Foto/Ilustrasi/SINDOphoto


JAKARTA – Ombudsman Republik Indonesia (ORI) akan mengundang Presiden RI Joko Widodo untuk dimintai keterangannya terkait pengangkatan kembali Basuki T Purnama (Ahok) menjadi Gubernur DKI Jakarta.

Komisioner ORI, Laode Ida mengatakan, rencana pemanggilan Presiden RI pada Kamis, 16 Februari 2017 mendatang oleh ORI itu untuk dimintai keterangannya soal pengangkatan kembali Ahok menjadi Gubernur DKI Jakarta.

“Kami akan mengundang Presiden untuk memberikan penjelasannya, mengapa Ahok kembali diangkat menjadi gubernur, rencananya hari Kamis, atau minggu depan,” ujarnya di gedung ORI, Kuningan, Jakarta Selatan, Selasa (14/2/2017).

Menurutnya, keterangan presiden itu dibutuhkan ORI terkait adanya dugaan maladministrasi tentang pengangkatan kembali Ahok sebagai Gubernur. Sementara itu, pasal 83 ayat 1 UU No. 23 Tahun 2014 tentang pemerintahan daerah menyebutkan tentang pemberhentian sementara kepala daerah.

“Ini kan jelas ya, pasal 83 ayat 1. Diancam tindak pidana sekurang-kurangnya 5 tahun. Kalau sudah teregister di PN harus diberhentikan sementara dan yang memberhentikan Gubernur itu Presiden,” tuturnya.

Namun, kata Laude, permasalahan ini bukan merupakan suara bulat dari ORI. Sebab, perdebatan sengit di Komisioner ORI pun masih belum menemukan kata sepakat.
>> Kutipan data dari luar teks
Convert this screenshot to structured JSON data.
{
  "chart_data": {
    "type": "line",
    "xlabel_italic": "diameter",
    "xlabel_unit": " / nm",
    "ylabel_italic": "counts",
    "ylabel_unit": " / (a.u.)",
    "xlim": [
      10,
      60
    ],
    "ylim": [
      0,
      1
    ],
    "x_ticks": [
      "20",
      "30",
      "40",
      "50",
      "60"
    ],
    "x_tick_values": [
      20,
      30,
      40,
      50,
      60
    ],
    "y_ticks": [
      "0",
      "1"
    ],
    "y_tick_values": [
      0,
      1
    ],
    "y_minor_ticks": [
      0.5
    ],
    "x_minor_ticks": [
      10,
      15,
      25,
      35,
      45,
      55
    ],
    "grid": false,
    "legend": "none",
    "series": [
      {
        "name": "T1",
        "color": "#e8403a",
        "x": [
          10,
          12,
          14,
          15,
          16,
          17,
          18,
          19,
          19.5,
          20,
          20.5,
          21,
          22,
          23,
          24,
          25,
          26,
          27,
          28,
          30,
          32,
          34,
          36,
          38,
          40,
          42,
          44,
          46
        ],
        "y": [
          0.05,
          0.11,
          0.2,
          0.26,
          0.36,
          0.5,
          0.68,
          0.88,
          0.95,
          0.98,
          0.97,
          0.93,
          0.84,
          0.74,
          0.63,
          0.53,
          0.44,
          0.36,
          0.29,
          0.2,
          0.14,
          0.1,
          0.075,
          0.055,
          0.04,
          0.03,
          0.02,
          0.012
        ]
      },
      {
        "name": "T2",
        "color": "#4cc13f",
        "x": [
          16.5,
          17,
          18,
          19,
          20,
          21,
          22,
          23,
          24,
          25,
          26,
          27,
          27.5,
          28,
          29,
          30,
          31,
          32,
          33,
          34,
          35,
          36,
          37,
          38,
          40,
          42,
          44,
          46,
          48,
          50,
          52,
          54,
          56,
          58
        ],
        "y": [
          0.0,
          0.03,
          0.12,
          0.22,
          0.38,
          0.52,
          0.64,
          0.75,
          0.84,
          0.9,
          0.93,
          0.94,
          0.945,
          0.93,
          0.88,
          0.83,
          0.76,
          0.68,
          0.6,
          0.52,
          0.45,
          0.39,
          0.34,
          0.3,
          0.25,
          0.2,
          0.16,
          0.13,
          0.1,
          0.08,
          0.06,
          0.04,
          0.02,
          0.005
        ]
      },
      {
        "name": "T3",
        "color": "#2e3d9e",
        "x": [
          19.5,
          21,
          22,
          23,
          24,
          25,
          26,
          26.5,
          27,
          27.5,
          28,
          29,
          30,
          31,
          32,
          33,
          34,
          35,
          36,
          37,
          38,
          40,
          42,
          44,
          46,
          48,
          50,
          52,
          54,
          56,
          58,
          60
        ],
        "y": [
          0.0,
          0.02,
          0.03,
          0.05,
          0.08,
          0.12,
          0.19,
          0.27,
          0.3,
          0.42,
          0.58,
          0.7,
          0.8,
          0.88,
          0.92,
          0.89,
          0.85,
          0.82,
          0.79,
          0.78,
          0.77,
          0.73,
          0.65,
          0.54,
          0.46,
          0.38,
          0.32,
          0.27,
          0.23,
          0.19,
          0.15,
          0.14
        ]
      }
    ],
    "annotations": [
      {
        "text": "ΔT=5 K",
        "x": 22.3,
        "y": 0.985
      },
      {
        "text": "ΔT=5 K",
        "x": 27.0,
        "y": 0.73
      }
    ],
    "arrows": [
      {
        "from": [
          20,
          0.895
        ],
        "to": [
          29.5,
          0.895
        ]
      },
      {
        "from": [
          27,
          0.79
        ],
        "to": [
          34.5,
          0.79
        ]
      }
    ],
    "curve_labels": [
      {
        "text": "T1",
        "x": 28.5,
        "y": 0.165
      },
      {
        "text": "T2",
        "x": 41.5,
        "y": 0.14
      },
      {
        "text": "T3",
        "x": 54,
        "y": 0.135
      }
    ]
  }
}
“Sebetulnya Ombudsman sendiri baru mengeluarkan pleno, yang memutuskan tentang apakah Ombudsman bersikap soal pengangkatan kembali Ahok. Tidak ada kata sepakat kemarin dalam rapat itu,” imbuhnya.

Namun, tambah Laode, karena laporan dari Advokat Cinta Tanah Air (ACTA) sudah berinisiatif untuk melaporkan dugaan maladministrasi ini, pihaknya mempunyai kekuatan untuk menindak lanjuti pelanggaran pengangkatan kembali Ahok.